Your blockchain website is set up: domain, IPFS deployment, domain pointing. But with a blockchain domain, typing xxxx.eth into a browser won’t work.

This isn’t the blockchain’s fault. Most browsers are from the traditional web era, recognizing only ICANN-approved protocols/domains. Non-HTTP protocols or domains not on ICANN’s list won’t open. There’s a gap.

eth.limo bridges this gap. Add .limo to your domain (e.g., https://victor42.eth.limo/) for any browser. Blockchain-supporting browsers (like Brave) can open it without .limo. But you can’t assume all visitors have these.

It’s a creative solution. What does eth.limo do?

victor42.eth and victor42.eth.limo are fundamentally different. victor42.eth uses .eth as the top-level domain; I own the main domain victor42. victor42.eth.limo uses .limo as the top-level domain; eth.limo is the main domain (not mine); victor42 is my subdomain.

eth.limo’s servers access the blockchain world. Accessing their subdomain, they cross the bridge, package the website’s content, and deliver it.

This diagram explains. The rows: traditional website, traditional domain + blockchain website, blockchain domain + blockchain website.

1. DNS points the domain to the server, opening the website.
2. DNS points the domain to Fleek’s server; Fleek finds content on IPFS, opening the website.
3. Accessing the traditional domain, the delivery person accesses the blockchain domain, pointing to IPFS content, opening the website.

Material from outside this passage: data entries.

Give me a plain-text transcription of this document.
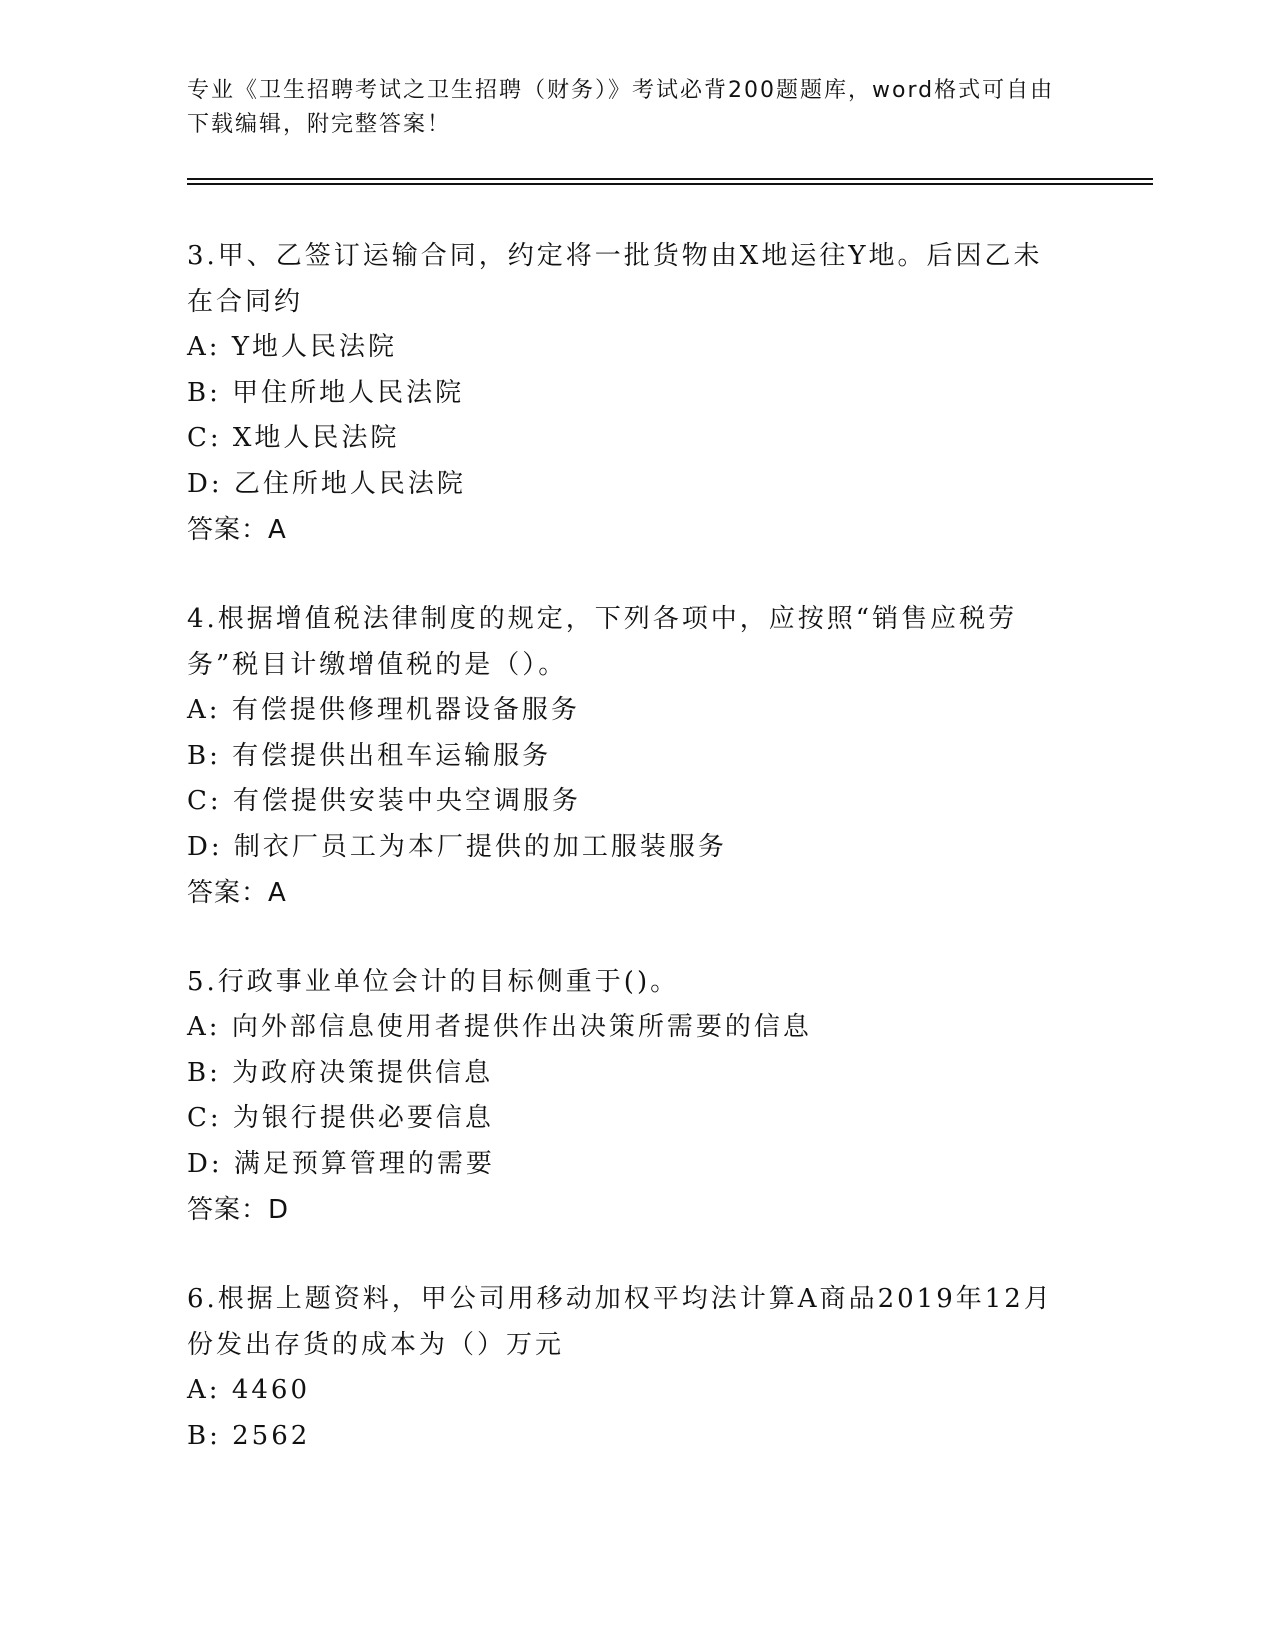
专业《卫生招聘考试之卫生招聘（财务）》考试必背200题题库，word格式可自由下载编辑，附完整答案！

3.甲、乙签订运输合同，约定将一批货物由X地运往Y地。后因乙未在合同约

A: Y地人民法院

B: 甲住所地人民法院

C: X地人民法院

D: 乙住所地人民法院

答案：A

4.根据增值税法律制度的规定，下列各项中，应按照“销售应税劳务”税目计缴增值税的是（）。

A: 有偿提供修理机器设备服务

B: 有偿提供出租车运输服务

C: 有偿提供安装中央空调服务

D: 制衣厂员工为本厂提供的加工服装服务

答案：A

5.行政事业单位会计的目标侧重于()。

A: 向外部信息使用者提供作出决策所需要的信息

B: 为政府决策提供信息

C: 为银行提供必要信息

D: 满足预算管理的需要

答案：D

6.根据上题资料，甲公司用移动加权平均法计算A商品2019年12月份发出存货的成本为（）万元

A: 4460

B: 2562
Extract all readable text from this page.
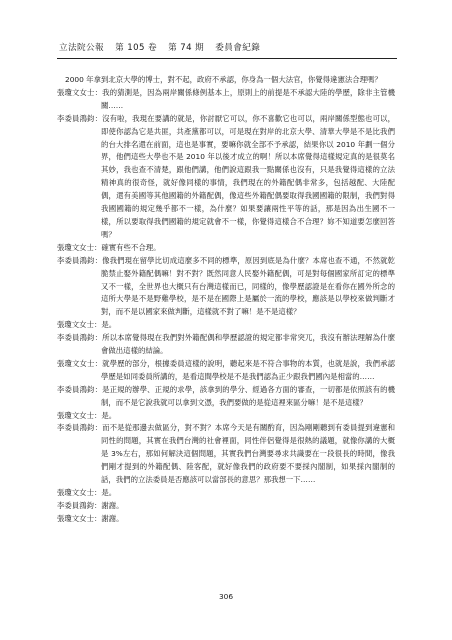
立法院公報 第 105 卷 第 74 期 委員會紀錄

2000 年拿到北京大學的博士，對不起，政府不承認，你身為一個大法官，你覺得違憲法合理嗎？

張瓊文女士：我的猜測是，因為兩岸關係條例基本上，原則上的前提是不承認大陸的學歷，除非主管機關……

李委員鴻鈞：沒有啦，我現在要講的就是，你討厭它可以，你不喜歡它也可以，兩岸關係型態也可以，即使你認為它是共匪，共產黨都可以，可是現在對岸的北京大學、清華大學是不是比我們的台大排名還在前面，這也是事實，要嘛你就全部不予承認，結果你以 2010 年劃一個分界，他們這些大學也不是 2010 年以後才成立的啊！所以本席覺得這樣規定真的是很莫名其妙，我也查不清楚，跟他們講，他們說這跟我一點關係也沒有，只是我覺得這樣的立法精神真的很奇怪，就好像同樣的事情，我們現在的外籍配偶非常多，包括越配、大陸配偶，還有美國等其他國籍的外籍配偶，像這些外籍配偶要取得我國國籍的限制，我們對得我國國籍的規定幾乎都不一樣，為什麼？如果要讓兩性平等的話，那是因為出生國不一樣，所以要取得我們國籍的規定就會不一樣，你覺得這樣合不合理？妳不知道要怎麼回答嗎？

張瓊文女士：確實有些不合理。

李委員鴻鈞：像我們現在留學比切成這麼多不同的標準，原因到底是為什麼？本席也查不通，不然就乾脆禁止娶外籍配偶嘛！對不對？既然同意人民娶外籍配偶，可是對每個國家所訂定的標準又不一樣，全世界也大概只有台灣這樣而已，同樣的，像學歷認證是在看你在國外所念的這所大學是不是野雞學校，是不是在國際上是屬於一流的學校，應該是以學校來做判斷才對，而不是以國家來做判斷，這樣就不對了嘛！是不是這樣？

張瓊文女士：是。

李委員鴻鈞：所以本席覺得現在我們對外籍配偶和學歷認證的規定都非常突兀，我沒有辦法理解為什麼會做出這樣的結論。

張瓊文女士：就學歷的部分，根據委員這樣的說明，聽起來是不符合事物的本質，也就是說，我們承認學歷是如同委員所講的，是看這間學校是不是我們認為正少跟我們國內是相當的……

李委員鴻鈞：是正規的辦學、正規的求學，該拿到的學分、經過各方面的審查，一切都是依照該有的機制，而不是它說我就可以拿到文憑，我們要做的是從這裡來區分嘛！是不是這樣？

張瓊文女士：是。

李委員鴻鈞：而不是從那邊去做區分，對不對？本席今天是有關酌育，因為剛剛聽到有委員提到違憲和同性的問題，其實在我們台灣的社會裡面，同性伴侶覺得是很熱的議題，就像你講的大概是 3%左右，那如何解決這個問題，其實我們台灣要尋求共識要在一段很長的時間，像我們剛才提到的外籍配偶、陸客配，就好像我們的政府要不要採內閣制，如果採內閣制的話，我們的立法委員是否應該可以當部長的意思？那我想一下……

張瓊文女士：是。

李委員鴻鈞：謝謝。

張瓊文女士：謝謝。

306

Red/blue lines: the traditional web/blockchain network border. Crossing it enters a new world.

eth.limo isn’t unique. eth.link is more widely used, with a more normal-looking domain name.

Limo refers to this. It’s still weird.

I initially used eth.link (by Cloudflare). It’s centralized, using Cloudflare’s servers. As an overseas product, it had issues in China, occasionally going down. eth.limo uses multiple servers, with multiple bridges, preventing access failures at the last mile.

Conclusion

That’s all.

ENS and IPFS show a world where new technologies are thriving. They remind us to keep exploring.